Bonaparte and Kingery came together as business partners just as serendipitously. They met in 2013, after their fathers happened to be seated next to each other on an airplane. It turned out that both Bonaparte and Kingery had grown up in Portland, Ore. “We were exposed to eating natural and organic foods at a young age, and everything was local — we picked our own apples and berries, and we were taught to ask where these things came from,” Bonaparte says. The two had attended the same school (albeit a year apart, and they weren’t friends), and had pursued careers in fashion: Bonaparte launched a small and modestly successful Japanese-inspired skate-wear line, Lift Label, in eighth grade; Kingery, a fashion school dropout, did full-package apparel development and production in L.A. and custom denim tailoring, and had collaborated with Yasmin Sewell on a conceptual pop-up in London.

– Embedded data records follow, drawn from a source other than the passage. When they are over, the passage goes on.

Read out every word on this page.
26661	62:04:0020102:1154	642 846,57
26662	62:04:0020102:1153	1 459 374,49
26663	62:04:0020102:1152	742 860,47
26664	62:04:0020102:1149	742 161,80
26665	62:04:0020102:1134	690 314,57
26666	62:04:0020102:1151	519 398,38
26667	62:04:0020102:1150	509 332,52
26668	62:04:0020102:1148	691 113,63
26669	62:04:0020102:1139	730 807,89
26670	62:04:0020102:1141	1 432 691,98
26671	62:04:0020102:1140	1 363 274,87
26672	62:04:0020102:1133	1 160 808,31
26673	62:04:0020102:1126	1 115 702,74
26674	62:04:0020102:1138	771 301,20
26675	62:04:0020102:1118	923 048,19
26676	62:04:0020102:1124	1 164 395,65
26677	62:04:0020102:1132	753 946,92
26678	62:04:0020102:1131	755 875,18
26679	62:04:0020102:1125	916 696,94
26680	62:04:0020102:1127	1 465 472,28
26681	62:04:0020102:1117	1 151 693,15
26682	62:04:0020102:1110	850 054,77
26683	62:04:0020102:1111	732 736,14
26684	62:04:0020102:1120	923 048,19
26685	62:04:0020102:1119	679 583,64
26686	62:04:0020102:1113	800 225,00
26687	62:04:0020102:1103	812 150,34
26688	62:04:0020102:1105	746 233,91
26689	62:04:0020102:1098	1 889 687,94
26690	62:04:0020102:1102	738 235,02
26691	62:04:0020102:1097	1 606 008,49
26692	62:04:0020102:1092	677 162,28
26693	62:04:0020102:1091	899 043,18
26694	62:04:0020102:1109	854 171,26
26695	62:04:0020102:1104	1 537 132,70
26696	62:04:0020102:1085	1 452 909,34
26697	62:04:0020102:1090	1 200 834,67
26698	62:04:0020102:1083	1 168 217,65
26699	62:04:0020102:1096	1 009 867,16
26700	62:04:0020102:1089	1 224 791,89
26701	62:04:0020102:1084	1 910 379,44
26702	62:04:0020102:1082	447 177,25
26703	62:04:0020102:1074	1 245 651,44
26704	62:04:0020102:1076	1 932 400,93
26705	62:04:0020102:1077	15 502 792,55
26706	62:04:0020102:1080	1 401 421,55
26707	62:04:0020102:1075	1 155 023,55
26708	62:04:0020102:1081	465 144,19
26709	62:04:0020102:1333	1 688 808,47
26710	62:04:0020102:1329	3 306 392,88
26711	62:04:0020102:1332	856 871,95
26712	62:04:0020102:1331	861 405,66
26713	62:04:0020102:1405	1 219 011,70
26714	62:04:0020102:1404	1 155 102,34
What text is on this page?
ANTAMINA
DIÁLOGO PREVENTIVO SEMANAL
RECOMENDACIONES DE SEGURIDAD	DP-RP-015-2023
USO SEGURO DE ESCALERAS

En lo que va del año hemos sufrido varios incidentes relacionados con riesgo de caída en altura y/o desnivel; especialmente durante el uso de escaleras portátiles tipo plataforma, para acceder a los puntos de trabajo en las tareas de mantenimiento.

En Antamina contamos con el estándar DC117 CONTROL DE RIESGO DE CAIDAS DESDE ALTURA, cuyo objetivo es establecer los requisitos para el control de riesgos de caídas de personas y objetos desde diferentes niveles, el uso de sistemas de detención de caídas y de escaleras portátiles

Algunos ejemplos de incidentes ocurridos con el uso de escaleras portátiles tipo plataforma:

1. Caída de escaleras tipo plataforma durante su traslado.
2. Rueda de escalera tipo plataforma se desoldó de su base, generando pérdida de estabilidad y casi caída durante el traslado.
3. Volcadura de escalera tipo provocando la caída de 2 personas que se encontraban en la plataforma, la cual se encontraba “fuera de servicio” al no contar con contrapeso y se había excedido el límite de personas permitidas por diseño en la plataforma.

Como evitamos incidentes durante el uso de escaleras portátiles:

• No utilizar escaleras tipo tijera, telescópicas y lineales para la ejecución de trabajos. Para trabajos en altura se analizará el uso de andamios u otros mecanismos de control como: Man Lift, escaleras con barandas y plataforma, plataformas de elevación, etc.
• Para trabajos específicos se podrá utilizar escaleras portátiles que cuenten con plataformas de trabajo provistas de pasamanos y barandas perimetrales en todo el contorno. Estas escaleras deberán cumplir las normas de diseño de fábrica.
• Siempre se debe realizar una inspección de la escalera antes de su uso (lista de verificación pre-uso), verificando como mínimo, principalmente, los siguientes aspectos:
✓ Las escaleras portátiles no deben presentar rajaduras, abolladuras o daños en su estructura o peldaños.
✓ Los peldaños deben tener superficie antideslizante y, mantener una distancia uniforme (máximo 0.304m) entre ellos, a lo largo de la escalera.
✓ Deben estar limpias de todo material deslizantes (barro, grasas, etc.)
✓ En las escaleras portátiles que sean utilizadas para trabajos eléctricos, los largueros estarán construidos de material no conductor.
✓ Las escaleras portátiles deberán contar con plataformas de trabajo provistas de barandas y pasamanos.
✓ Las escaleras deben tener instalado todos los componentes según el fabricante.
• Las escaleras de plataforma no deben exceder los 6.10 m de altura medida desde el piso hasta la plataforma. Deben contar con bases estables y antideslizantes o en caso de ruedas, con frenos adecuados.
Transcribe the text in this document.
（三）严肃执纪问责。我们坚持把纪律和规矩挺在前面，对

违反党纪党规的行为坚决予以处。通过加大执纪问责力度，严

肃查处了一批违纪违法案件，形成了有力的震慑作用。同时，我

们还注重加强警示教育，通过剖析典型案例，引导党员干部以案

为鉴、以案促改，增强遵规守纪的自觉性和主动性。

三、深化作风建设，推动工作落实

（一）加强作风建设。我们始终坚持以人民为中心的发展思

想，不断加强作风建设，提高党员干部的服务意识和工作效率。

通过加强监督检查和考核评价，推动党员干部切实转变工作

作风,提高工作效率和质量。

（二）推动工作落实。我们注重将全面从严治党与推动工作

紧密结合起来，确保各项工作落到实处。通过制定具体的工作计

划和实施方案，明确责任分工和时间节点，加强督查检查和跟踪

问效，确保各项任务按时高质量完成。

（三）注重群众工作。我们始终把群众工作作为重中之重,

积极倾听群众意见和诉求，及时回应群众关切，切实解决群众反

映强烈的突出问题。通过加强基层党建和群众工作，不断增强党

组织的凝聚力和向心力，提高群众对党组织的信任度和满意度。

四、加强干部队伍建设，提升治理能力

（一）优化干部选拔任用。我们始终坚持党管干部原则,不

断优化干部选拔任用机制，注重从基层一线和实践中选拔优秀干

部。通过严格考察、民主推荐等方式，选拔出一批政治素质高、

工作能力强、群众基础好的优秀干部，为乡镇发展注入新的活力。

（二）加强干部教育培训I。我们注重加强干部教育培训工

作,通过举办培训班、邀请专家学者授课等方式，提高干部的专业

They founded Olderbrother in September 2014 on a set of what they call no-brainer principles — among them, that the wares would be entirely eco-friendly. “That was next step, in a way,” Bonaparte says. “We watched the slow-food movement take hold and it felt like, hey, we’re thinking about all of this stuff that we put into our bodies, now let’s think about what we put onto our bodies.” That means that along with natural dyes, Bonaparte and Kingery’s “slow clothing” counts on eco-conscious textiles, like Cleaner Cotton from California’s central valley or, in their latest collection, Washi, a Japanese fabric made from rice paper. The new range also includes more tailored silhouettes, like a blazer and pants — again, no small feat as the items are gender-neutral. “Every single one of these aspects has posed difficult challenges,” Kingery says, “but we can’t see ourselves making products any differently.”
Their output is story-driven, too, they add. Bonaparte and Kingery’s “Hand Me Downs” line, which consists of unsold merchandise redyed indigo and then distressed and patched, plays on the idea of an older brother passing on his clothes to a younger sibling. And their spring/summer 2017 collection of T-shirts, shorts, overalls, trousers and coats, recently shown to buyers in New York, is called “Summer Camp,” and is inspired by their own memories there. “It’s an incredible moment in someone’s life,” Bonaparte says. “You have time on your hands to explore and create, you’re able to find yourself and be sure of, and proud of yourself” — to come of age, as Olderbrother certainly has.